Camille DuDoubs expose à Besançon quelques uns des clichés de sa courte et fulgurante carrière de photographe. Plusieurs années après avoir abandonné le théâtre, il s'est mis il y a trois ans au reportage social ou culturel, architectural ou contemplatif, avec un beau talent.

Camille DuDoubs, posant devant Fenêtre sur cour. (Photos DB)

J'ai connu Camille DuDoubs dans une vie antérieure. Il était acteur, metteur en scène, directeur de jeu. Des années plus tard, le voilà photographe. Avec un talent fou, un regard, un point de vue. D'une génération d'avant la photographie numérique, Camille DuDoubs n'a pourtant pas connu l'argentique, les joies de la chambre noire, ses mystères chimiques. Mais il en a découvert d'autres, via les technologies numériques sans lesquelles il ne serait sans doute pas venu à la photo.

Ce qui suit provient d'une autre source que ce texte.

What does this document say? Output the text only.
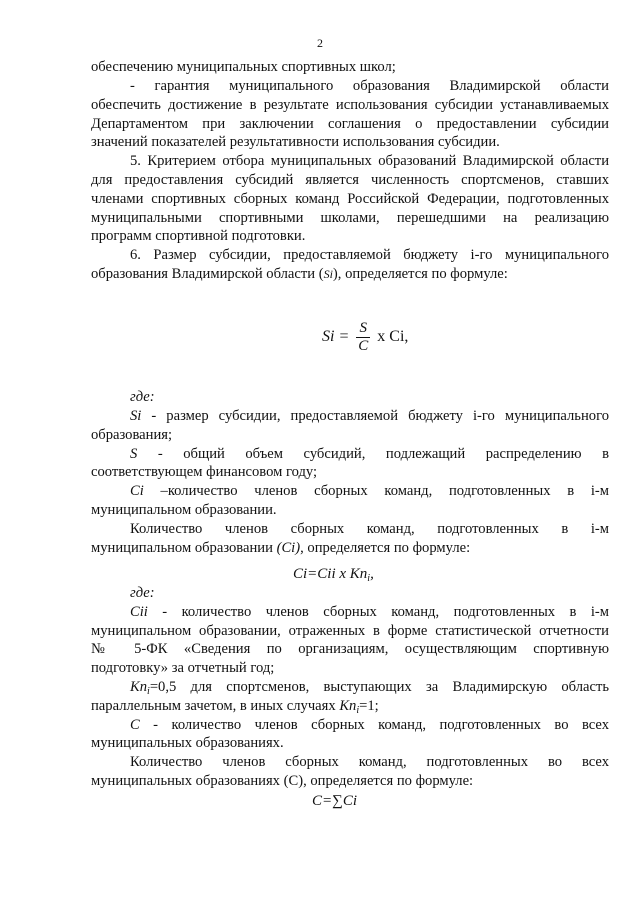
2
обеспечению муниципальных спортивных школ;
- гарантия муниципального образования Владимирской области
обеспечить достижение в результате использования субсидии устанавливаемых
Департаментом при заключении соглашения о предоставлении субсидии
значений показателей результативности использования субсидии.
5. Критерием отбора муниципальных образований Владимирской области
для предоставления субсидий является численность спортсменов, ставших
членами спортивных сборных команд Российской Федерации, подготовленных
муниципальными спортивными школами, перешедшими на реализацию
программ спортивной подготовки.
6. Размер субсидии, предоставляемой бюджету i-го муниципального
образования Владимирской области (Si), определяется по формуле:
$Si = \frac{S}{C}$ x Ci,
где:
Si - размер субсидии, предоставляемой бюджету i-го муниципального
образования;
S - общий объем субсидий, подлежащий распределению в
соответствующем финансовом году;
Ci –количество членов сборных команд, подготовленных в i-м
муниципальном образовании.
Количество членов сборных команд, подготовленных в i-м
муниципальном образовании (Ci), определяется по формуле:
Ci=Cii x $Kn_i$,
где:
Cii - количество членов сборных команд, подготовленных в i-м
муниципальном образовании, отраженных в форме статистической отчетности
№ 5-ФК «Сведения по организациям, осуществляющим спортивную
подготовку» за отчетный год;
$Kn_i=0,5$ для спортсменов, выступающих за Владимирскую область
параллельным зачетом, в иных случаях $Kn_i=1$;
C - количество членов сборных команд, подготовленных во всех
муниципальных образованиях.
Количество членов сборных команд, подготовленных во всех
муниципальных образованиях (С), определяется по формуле:
C=∑Ci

Une large part de sa production est sur son site, avec un étonnant diaporama de reportages sur plusieurs manifestations contre la loi Travail. C'est une galerie charnelle de têtes dures, de portraits, de portraits de groupes, de sourires, ceux d'un peuple de gauche fier et en colère. Un autre montre le lent montage du chapiteau du cirque Circasismic à Besançon, de l'effort solitaire ou partagé, des gestes qu'on devine techniques et précis, de la tension des muscles et des regards, de la satisfaction de l'oeuvre accomplie entre les plis desquels s'entrevoit la Citadelle...

Jusqu'à la fin du mois de décembre, il expose une vingtaine de clichés, plus travaillés, à l'Atelier Corps, conscience et mouvement, 7 rue Rivotte. C'est l'occasion de l'échange qui suit entre un photographe revenant au théâtre par la photo et un journaliste venu au journalisme (notamment) par la photo. En espérant qu'il donnera envie d'y aller voir de plus près.

Comment sortir du théâtre quand on n'y est plus et qu'on le photographie, comme ce spectacle des Urbaindigènes La Revue militaire dont votre exposition montre deux images ?

J'ai arrêté le théâtre il y a longtemps. Grâce à la photo, j'ai re-cotoyé le monde du spectacle. C'est un endroit un peu étrange, je ressentais un trouble car j'étais avec eux au travail avant...

C'est une différence de point de vue ?

Je suis un témoin de leur histoire. Je fais plutôt les coulisses, l'ambiance autour d'un spectacle, les préparatifs. Ça me touche, ces gens qui préparent des choses, prennent des risques, travaillent beaucoup.

La photo 1000 pieds montrent des pieds vus de l'intérieur d'un gradin... C'est aussi une différence ?

C'est l'arrière plan, ce qu'on ne regarde pas, et là aussi ils sont tous différents. Cette photo a été prise au crique Serious Road Trip...

Cette photo montrant un enfant qui joue et regarde un vieil homme a une lumière étonnante...

Elle a été prise entre deux concerts au festival des Pioupious... Il y a peu de travail technique.

Dans un labo-photo chimique, le travail fait que l'image a quelque chose de particulier...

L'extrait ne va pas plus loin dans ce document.